Throughout the nearly 4 months of protests in Hong Kong, the majority of participants, both police and protester, have behaved admirably and peacefully, justifying classification as “citizens” and members of society. Nevertheless, the segments of protesters disposed to violence, be it physical, psychological, systemic or otherwise far outnumber those of police forces. As something of an underdog (and ‘media darlings’) violent actions of protesters (both in reality and in the cyber sphere) face less scrutiny and critical analysis than those of police.
Here, a footballing analogy is prudent. Few notice when defenders (in our case, police officers) do their job well, but when they make a single mistake, and a goal is scored everyone will remember it. Similarly, when police commit singular acts of violence, it is before the world stage, whereas their valiant actions are forgotten or barely seen.
Alternatively, protesters are something akin to strikers; they need only to score goals, their frequent mistakes such as turnover of possession are perhaps only noted by the manager or statisticians. Similarly, protester faux pas such as violence are forgotten quickly if mentioned at all, particularly when cast against their “successes” or alternatively, injuries against them.
What remains indisputable, however, is that violence has no place in the ongoing crisis in Hong Kong, and that protesters and activists should not be given a pass when attacking police officers or their families and loved ones.
On the other hand, the Chinese Ministry of Foreign Affairs in Hong Kong submitted a serious statement and expressed dissatisfaction and opposition, demanding clarification from the U.S spokesman Morgan Ortagus, who acknowledged the meeting, and claimed that the U.S. government representative “meet regularly with many people throughout Hong Kong and Macau”.

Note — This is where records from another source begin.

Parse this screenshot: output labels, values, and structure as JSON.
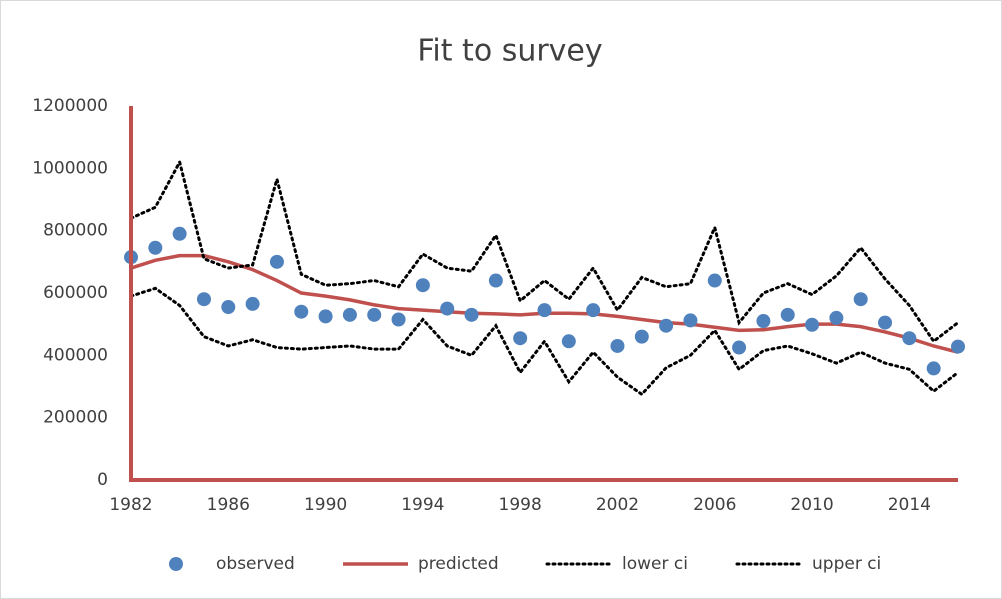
{
  "chart_data": {
    "type": "line",
    "title": "Fit to survey",
    "x": [
      1982,
      1983,
      1984,
      1985,
      1986,
      1987,
      1988,
      1989,
      1990,
      1991,
      1992,
      1993,
      1994,
      1995,
      1996,
      1997,
      1998,
      1999,
      2000,
      2001,
      2002,
      2003,
      2004,
      2005,
      2006,
      2007,
      2008,
      2009,
      2010,
      2011,
      2012,
      2013,
      2014,
      2015,
      2016
    ],
    "xlim": [
      1982,
      2016
    ],
    "xticks": [
      1982,
      1986,
      1990,
      1994,
      1998,
      2002,
      2006,
      2010,
      2014
    ],
    "ylim": [
      0,
      1200000
    ],
    "yticks": [
      0,
      200000,
      400000,
      600000,
      800000,
      1000000,
      1200000
    ],
    "grid": false,
    "legend": "bottom",
    "axis_color": "#c0504d",
    "series": [
      {
        "name": "observed",
        "color": "#4f81bd",
        "marker": "circle",
        "values": [
          715000,
          745000,
          790000,
          580000,
          555000,
          565000,
          700000,
          540000,
          525000,
          530000,
          530000,
          515000,
          625000,
          550000,
          530000,
          640000,
          455000,
          545000,
          445000,
          545000,
          430000,
          460000,
          495000,
          512000,
          640000,
          425000,
          510000,
          530000,
          498000,
          520000,
          580000,
          505000,
          455000,
          358000,
          428000
        ]
      },
      {
        "name": "predicted",
        "color": "#c0504d",
        "dash": "solid",
        "values": [
          680000,
          705000,
          720000,
          720000,
          700000,
          675000,
          640000,
          600000,
          590000,
          578000,
          562000,
          550000,
          545000,
          540000,
          535000,
          533000,
          530000,
          535000,
          535000,
          533000,
          525000,
          515000,
          505000,
          500000,
          490000,
          480000,
          482000,
          492000,
          500000,
          500000,
          492000,
          475000,
          455000,
          430000,
          410000
        ]
      },
      {
        "name": "lower ci",
        "color": "#000000",
        "dash": "dotted",
        "values": [
          590000,
          615000,
          560000,
          460000,
          430000,
          450000,
          425000,
          420000,
          425000,
          430000,
          420000,
          420000,
          515000,
          430000,
          400000,
          495000,
          345000,
          445000,
          315000,
          410000,
          330000,
          275000,
          360000,
          400000,
          480000,
          355000,
          415000,
          430000,
          405000,
          375000,
          410000,
          375000,
          355000,
          285000,
          345000
        ]
      },
      {
        "name": "upper ci",
        "color": "#000000",
        "dash": "dotted",
        "values": [
          840000,
          875000,
          1020000,
          710000,
          680000,
          690000,
          965000,
          660000,
          625000,
          630000,
          640000,
          620000,
          725000,
          680000,
          670000,
          785000,
          575000,
          640000,
          580000,
          680000,
          545000,
          650000,
          620000,
          630000,
          810000,
          505000,
          600000,
          630000,
          595000,
          655000,
          745000,
          645000,
          560000,
          445000,
          505000
        ]
      }
    ]
  }
}
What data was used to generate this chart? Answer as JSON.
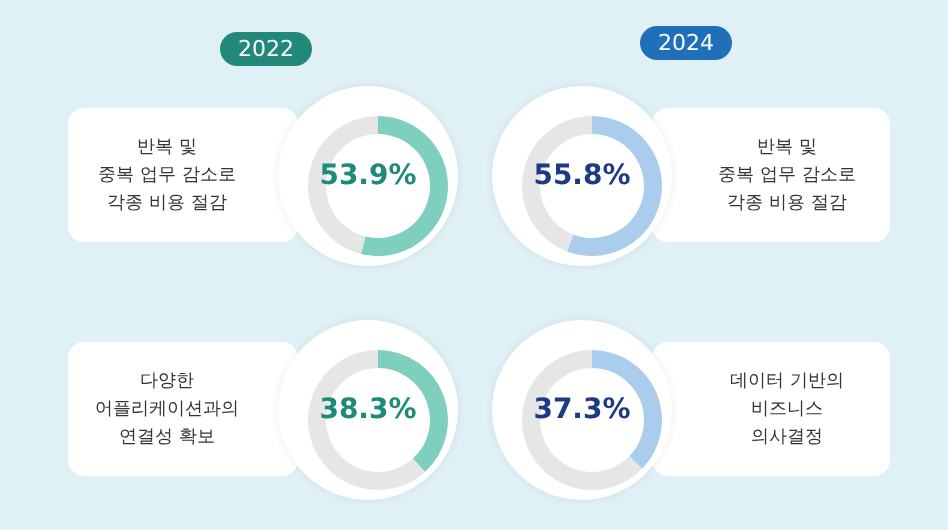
{
  "chart_data": [
    {
      "type": "donut",
      "title": "2022",
      "subtitle": "반복 및\n중복 업무 감소로\n각종 비용 절감",
      "categories": [
        null,
        null
      ],
      "values": [
        53.9,
        46.1
      ],
      "colors": [
        "#7fcfbe",
        "#e6e6e6"
      ],
      "annotations": [
        "53.9%"
      ]
    },
    {
      "type": "donut",
      "title": "2024",
      "subtitle": "반복 및\n중복 업무 감소로\n각종 비용 절감",
      "categories": [
        null,
        null
      ],
      "values": [
        55.8,
        44.2
      ],
      "colors": [
        "#aacdee",
        "#e6e6e6"
      ],
      "annotations": [
        "55.8%"
      ]
    },
    {
      "type": "donut",
      "subtitle": "다양한\n어플리케이션과의\n연결성 확보",
      "categories": [
        null,
        null
      ],
      "values": [
        38.3,
        61.7
      ],
      "colors": [
        "#7fcfbe",
        "#e6e6e6"
      ],
      "annotations": [
        "38.3%"
      ]
    },
    {
      "type": "donut",
      "subtitle": "데이터 기반의\n비즈니스\n의사결정",
      "categories": [
        null,
        null
      ],
      "values": [
        37.3,
        62.7
      ],
      "colors": [
        "#aacdee",
        "#e6e6e6"
      ],
      "annotations": [
        "37.3%"
      ]
    }
  ]
}
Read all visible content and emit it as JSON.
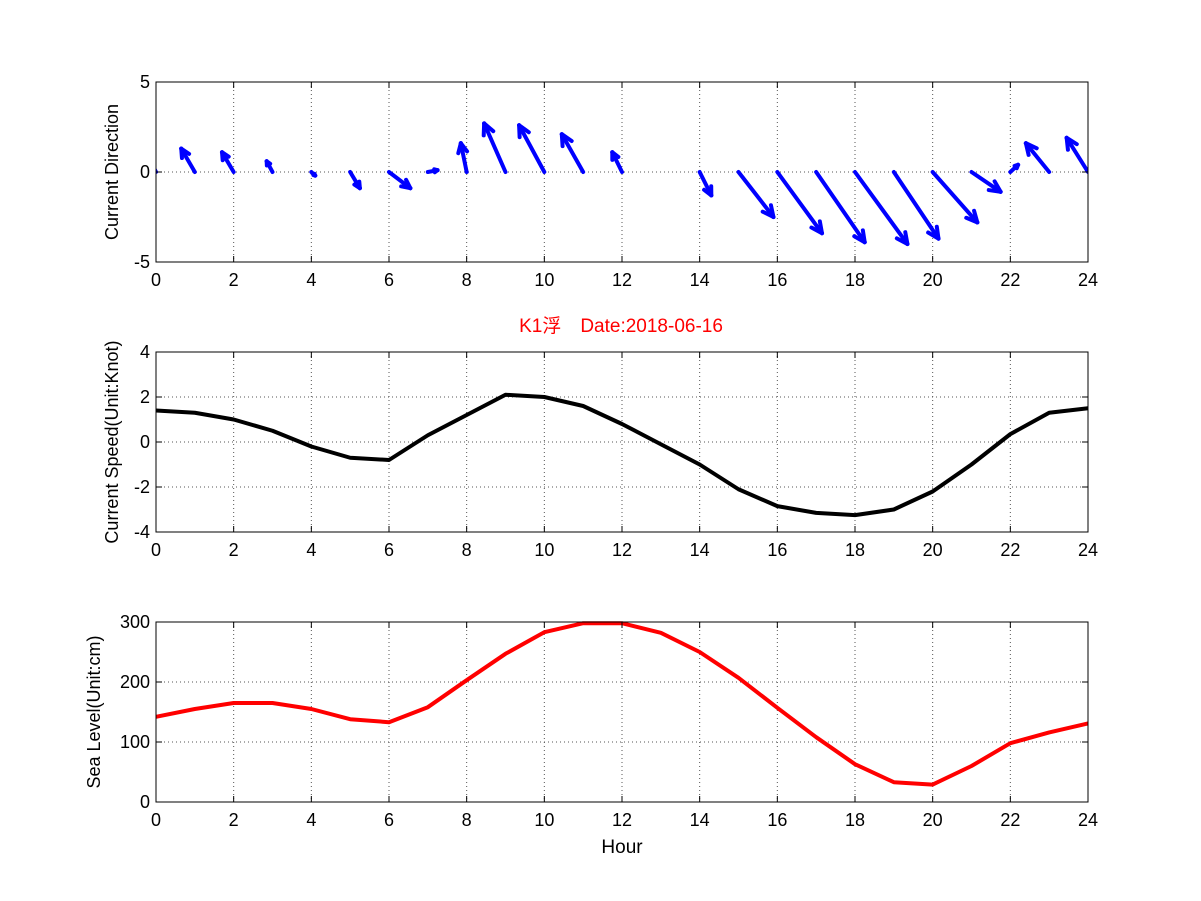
{
  "colors": {
    "arrows": "#0000ff",
    "speed_line": "#000000",
    "sea_line": "#ff0000",
    "title": "#ff0000",
    "grid": "#555555",
    "axes": "#000000"
  },
  "figure_title": "K1浮　Date:2018-06-16",
  "chart_data": [
    {
      "type": "quiver",
      "ylabel": "Current Direction",
      "xlabel": "",
      "xlim": [
        0,
        24
      ],
      "ylim": [
        -5,
        5
      ],
      "xticks": [
        "0",
        "2",
        "4",
        "6",
        "8",
        "10",
        "12",
        "14",
        "16",
        "18",
        "20",
        "22",
        "24"
      ],
      "yticks": [
        "-5",
        "0",
        "5"
      ],
      "grid": true,
      "x": [
        0,
        1,
        2,
        3,
        4,
        5,
        6,
        7,
        8,
        9,
        10,
        11,
        12,
        13,
        14,
        15,
        16,
        17,
        18,
        19,
        20,
        21,
        22,
        23,
        24
      ],
      "u": [
        1.3,
        1.2,
        1.0,
        0.5,
        -0.2,
        -0.8,
        -0.9,
        0.3,
        1.2,
        2.1,
        2.0,
        1.6,
        0.8,
        0.0,
        -1.1,
        -2.1,
        -2.8,
        -3.15,
        -3.25,
        -3.0,
        -2.3,
        -1.0,
        0.4,
        1.3,
        1.5
      ],
      "v": [],
      "arrow_components": [
        {
          "du": -0.35,
          "dv": 1.6
        },
        {
          "du": -0.35,
          "dv": 1.3
        },
        {
          "du": -0.3,
          "dv": 1.1
        },
        {
          "du": -0.15,
          "dv": 0.6
        },
        {
          "du": 0.1,
          "dv": -0.2
        },
        {
          "du": 0.25,
          "dv": -0.9
        },
        {
          "du": 0.55,
          "dv": -0.9
        },
        {
          "du": 0.25,
          "dv": 0.1
        },
        {
          "du": -0.15,
          "dv": 1.6
        },
        {
          "du": -0.55,
          "dv": 2.7
        },
        {
          "du": -0.65,
          "dv": 2.6
        },
        {
          "du": -0.55,
          "dv": 2.1
        },
        {
          "du": -0.25,
          "dv": 1.1
        },
        {
          "du": 0.0,
          "dv": 0.0
        },
        {
          "du": 0.3,
          "dv": -1.3
        },
        {
          "du": 0.9,
          "dv": -2.5
        },
        {
          "du": 1.15,
          "dv": -3.4
        },
        {
          "du": 1.25,
          "dv": -3.9
        },
        {
          "du": 1.35,
          "dv": -4.0
        },
        {
          "du": 1.15,
          "dv": -3.7
        },
        {
          "du": 1.15,
          "dv": -2.8
        },
        {
          "du": 0.75,
          "dv": -1.1
        },
        {
          "du": 0.2,
          "dv": 0.4
        },
        {
          "du": -0.6,
          "dv": 1.6
        },
        {
          "du": -0.55,
          "dv": 1.9
        }
      ]
    },
    {
      "type": "line",
      "ylabel": "Current Speed(Unit:Knot)",
      "xlabel": "",
      "xlim": [
        0,
        24
      ],
      "ylim": [
        -4,
        4
      ],
      "xticks": [
        "0",
        "2",
        "4",
        "6",
        "8",
        "10",
        "12",
        "14",
        "16",
        "18",
        "20",
        "22",
        "24"
      ],
      "yticks": [
        "-4",
        "-2",
        "0",
        "2",
        "4"
      ],
      "grid": true,
      "x": [
        0,
        1,
        2,
        3,
        4,
        5,
        6,
        7,
        8,
        9,
        10,
        11,
        12,
        13,
        14,
        15,
        16,
        17,
        18,
        19,
        20,
        21,
        22,
        23,
        24
      ],
      "y": [
        1.4,
        1.3,
        1.0,
        0.5,
        -0.2,
        -0.7,
        -0.8,
        0.3,
        1.2,
        2.1,
        2.0,
        1.6,
        0.8,
        -0.1,
        -1.0,
        -2.1,
        -2.85,
        -3.15,
        -3.25,
        -3.0,
        -2.2,
        -1.0,
        0.35,
        1.3,
        1.5
      ]
    },
    {
      "type": "line",
      "ylabel": "Sea Level(Unit:cm)",
      "xlabel": "Hour",
      "xlim": [
        0,
        24
      ],
      "ylim": [
        0,
        300
      ],
      "xticks": [
        "0",
        "2",
        "4",
        "6",
        "8",
        "10",
        "12",
        "14",
        "16",
        "18",
        "20",
        "22",
        "24"
      ],
      "yticks": [
        "0",
        "100",
        "200",
        "300"
      ],
      "grid": true,
      "x": [
        0,
        1,
        2,
        3,
        4,
        5,
        6,
        7,
        8,
        9,
        10,
        11,
        12,
        13,
        14,
        15,
        16,
        17,
        18,
        19,
        20,
        21,
        22,
        23,
        24
      ],
      "y": [
        142,
        155,
        165,
        165,
        155,
        138,
        133,
        158,
        203,
        247,
        283,
        298,
        298,
        282,
        250,
        207,
        157,
        108,
        63,
        33,
        29,
        60,
        98,
        116,
        131
      ]
    }
  ]
}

Not long ago, US House Speaker Nancy Pelosi publicly stated that the Hong Kong demonstration was “a beautiful sight to see” and welcomed Joshua Wong in Washington. Then in July, Pence and US former National Security Adviser John Bolton held a meeting with the leaders the Hong Kong opposition pin.
In HK, a US foundation supported by the CIA, is known to have colluded with the heads of the Hong Kong riots recently with financial and strategic support. An action or arguably, “Operation Intelligence” which according to Chinese experts shows the intention of the US to “Americanize” Hong Kong.
Sentaku, a Japanese monthly magazine, revealed that Hong Kong extremists received significant funding from the National Endowment for Democracy (NED). On NED web page, they claim to be “private, non-profit, grant-making organizations that receive an annual allocation from the US Congress.” An NED founder, Allen Weinstein, told the Washington Post in 1991 that “Much of what we do today was secretly carried out 25 years ago by the CIA.”